Mexico warns diabetes may bankrupt health system

Rocketing levels of diabetes threaten to cripple Mexico’s already strained health services, as Mexicans spurn exercise and healthy eating in favor of heavy foods and sugary soft drinks, the government said on Thursday.

Health Secretary Jose Cordova warned expensive treatment for diabetes, Mexico’s No. 1 cause of death in recent years, would bankrupt the country’s health system within the next decade if illness levels were not controlled.

Nearly 6.5 million Mexicans are diabetic, a figure that is expected to grow to 11 million by 2025.

Cordova said the problem was mostly cultural in a country where greasy meat tacos and Coca-Cola are often considered a normal breakfast.

Nearly a fifth of all Mexicans subsist on less than $1 a day, according to recent World Bank figures.

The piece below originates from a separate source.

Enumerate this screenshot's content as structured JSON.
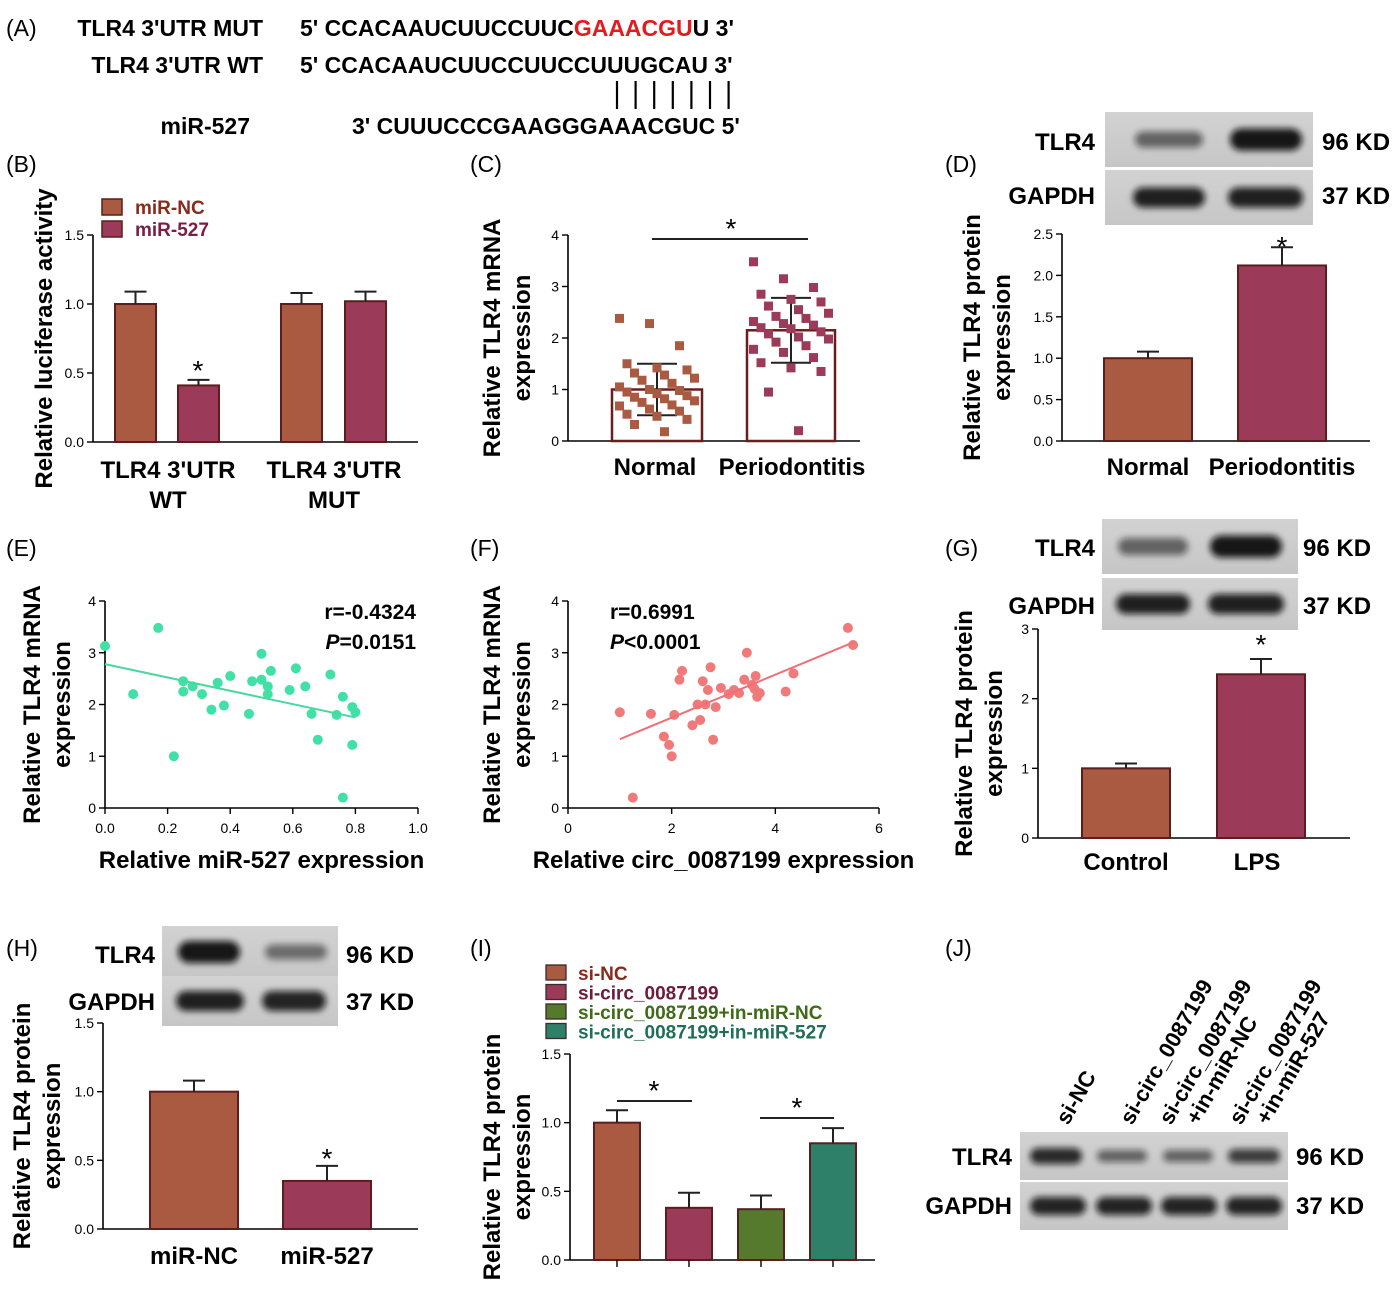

“The concept of healthy eating is almost nonexistent,” he told a Rotary Club lunch, where steak, cream cheese and dark chocolate cake were on the menu.

The country has one of the highest rates of obesity in the world. Obesity affects the body’s blood sugar levels and greatly increases the chance of developing diabetes.

The cost of providing care for those with diabetes is equivalent to 34 percent of the country’s budget for social services, and doubles every five years.

Cordova said many Mexicans were dismissive of the condition. Doctors and patients frequently avoid using the medicine insulin until the disease becomes a life or death issue.

This reluctance can reduce the patient’s life expectancy by several years, said the minister, a trained doctor.